Queen Elizabeth, Queen Margaret and the Duchess share the miseries of their lives, mostly caused by the new king. (Remorse, Act 4, Scene 4) Elizabeth envies Margaret’s cursing skills. Queen Margaret exits as Richard III enters.  The Plantagenet brothers’ mother (Cecily Neville) proceeds to curse her son and exits.  Richard III, in an amazingly persuasive performance, convinces the Lady Grey (Elizabeth) to persuade her daughter to become his wife and queen.  The Lady Grey tells him “I will confess she was not Edward’s daughter.” (Persuasion, Act 4, Scene 4.1) Shakespeare casts Richard as both smooth and despicable.  (Persuasion, Act 4, Scene 4.2) Richard III soon learns that Richmond is on his way to England “to claim the crown.”  Stanley offers the king his help, but the king, suspecting Stanley’s loyalty, holds Stanley’s son George as a hostage.  The king learns to his joy that Buckingham’s forces have “dispersed and scattered.” But he also learns to his misfortune that Richmond “with a mighty power” has landed in Wales. (Fear, Act 5, Scene 3)

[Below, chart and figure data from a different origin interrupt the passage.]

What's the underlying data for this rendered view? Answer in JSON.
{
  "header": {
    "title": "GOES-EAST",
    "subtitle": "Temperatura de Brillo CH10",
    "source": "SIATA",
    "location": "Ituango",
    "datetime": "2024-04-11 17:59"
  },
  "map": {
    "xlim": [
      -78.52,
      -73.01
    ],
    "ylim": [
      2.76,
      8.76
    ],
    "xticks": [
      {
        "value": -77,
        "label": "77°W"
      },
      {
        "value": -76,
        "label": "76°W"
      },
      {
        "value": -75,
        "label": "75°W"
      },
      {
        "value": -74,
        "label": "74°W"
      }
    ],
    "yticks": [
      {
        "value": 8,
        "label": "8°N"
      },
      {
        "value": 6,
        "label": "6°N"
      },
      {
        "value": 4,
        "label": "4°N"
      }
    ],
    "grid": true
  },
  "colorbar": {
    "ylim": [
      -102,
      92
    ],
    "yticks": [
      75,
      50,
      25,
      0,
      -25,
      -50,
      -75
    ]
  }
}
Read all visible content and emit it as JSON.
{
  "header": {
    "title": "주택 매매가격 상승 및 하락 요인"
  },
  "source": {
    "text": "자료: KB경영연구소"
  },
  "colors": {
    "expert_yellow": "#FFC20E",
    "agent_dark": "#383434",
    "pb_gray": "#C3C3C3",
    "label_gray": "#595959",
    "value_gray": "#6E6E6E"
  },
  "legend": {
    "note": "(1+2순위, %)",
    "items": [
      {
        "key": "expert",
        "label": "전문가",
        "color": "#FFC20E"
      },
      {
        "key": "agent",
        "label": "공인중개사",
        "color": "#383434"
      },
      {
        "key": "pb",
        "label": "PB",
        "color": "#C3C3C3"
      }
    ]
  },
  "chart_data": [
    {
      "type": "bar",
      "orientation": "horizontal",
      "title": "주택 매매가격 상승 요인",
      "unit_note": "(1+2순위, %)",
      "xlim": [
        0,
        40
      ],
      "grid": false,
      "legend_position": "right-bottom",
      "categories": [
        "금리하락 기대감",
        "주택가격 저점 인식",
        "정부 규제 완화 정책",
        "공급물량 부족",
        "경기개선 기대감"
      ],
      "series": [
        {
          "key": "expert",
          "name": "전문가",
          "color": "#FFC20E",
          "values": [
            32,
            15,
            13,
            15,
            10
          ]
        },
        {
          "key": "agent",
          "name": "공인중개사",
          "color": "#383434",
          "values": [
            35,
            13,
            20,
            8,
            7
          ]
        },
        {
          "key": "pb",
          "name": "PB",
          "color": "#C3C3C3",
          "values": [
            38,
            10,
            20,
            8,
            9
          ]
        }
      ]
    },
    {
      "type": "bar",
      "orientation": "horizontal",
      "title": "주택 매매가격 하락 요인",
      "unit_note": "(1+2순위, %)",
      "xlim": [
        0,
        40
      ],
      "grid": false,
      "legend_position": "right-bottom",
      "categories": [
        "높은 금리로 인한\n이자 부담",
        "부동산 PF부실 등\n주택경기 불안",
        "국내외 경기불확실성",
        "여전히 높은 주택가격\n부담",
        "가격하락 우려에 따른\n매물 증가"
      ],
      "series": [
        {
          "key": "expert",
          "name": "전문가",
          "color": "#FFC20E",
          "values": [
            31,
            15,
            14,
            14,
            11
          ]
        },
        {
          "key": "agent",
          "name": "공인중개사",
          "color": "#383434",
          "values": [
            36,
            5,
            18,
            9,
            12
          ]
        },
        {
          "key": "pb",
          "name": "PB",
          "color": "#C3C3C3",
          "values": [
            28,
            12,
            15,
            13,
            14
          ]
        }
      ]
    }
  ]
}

Buckingham is captured.  Richard has him executed, his most loyal friend and aide throughout the play.  Richmond and his army move from Wales into England.  The king and Richmond march separately to war; Richmond confident; Richard III discouraged.  Ghosts of those murdered by Richard visit the sleeping adversaries.  The ghosts say to Richard, “Despair and die.”  To Richmond the ghosts say “Live and flourish.”  The next morning Richmond eloquently encourages his troops; Richard III’s comments to his troops are less inspiring. (Inspiration, Act 5, Scene 3) The battle begins at Bosworth Field near Leicester in central England.  Richard’s horse dies beneath him and he famously cries “A horse, a horse, my kingdom for a horse.”  Richard III is slain.  Richmond accepts the crown offered by Stanley.  Stanley’s son is found to be safe.  Richmond (now Henry VII) tells his troops how he plans to draw the wounded nation together. We’re led to believe he does. (Statesmanship, Act 5, Scene 5) The reign of the Tudor kings begins.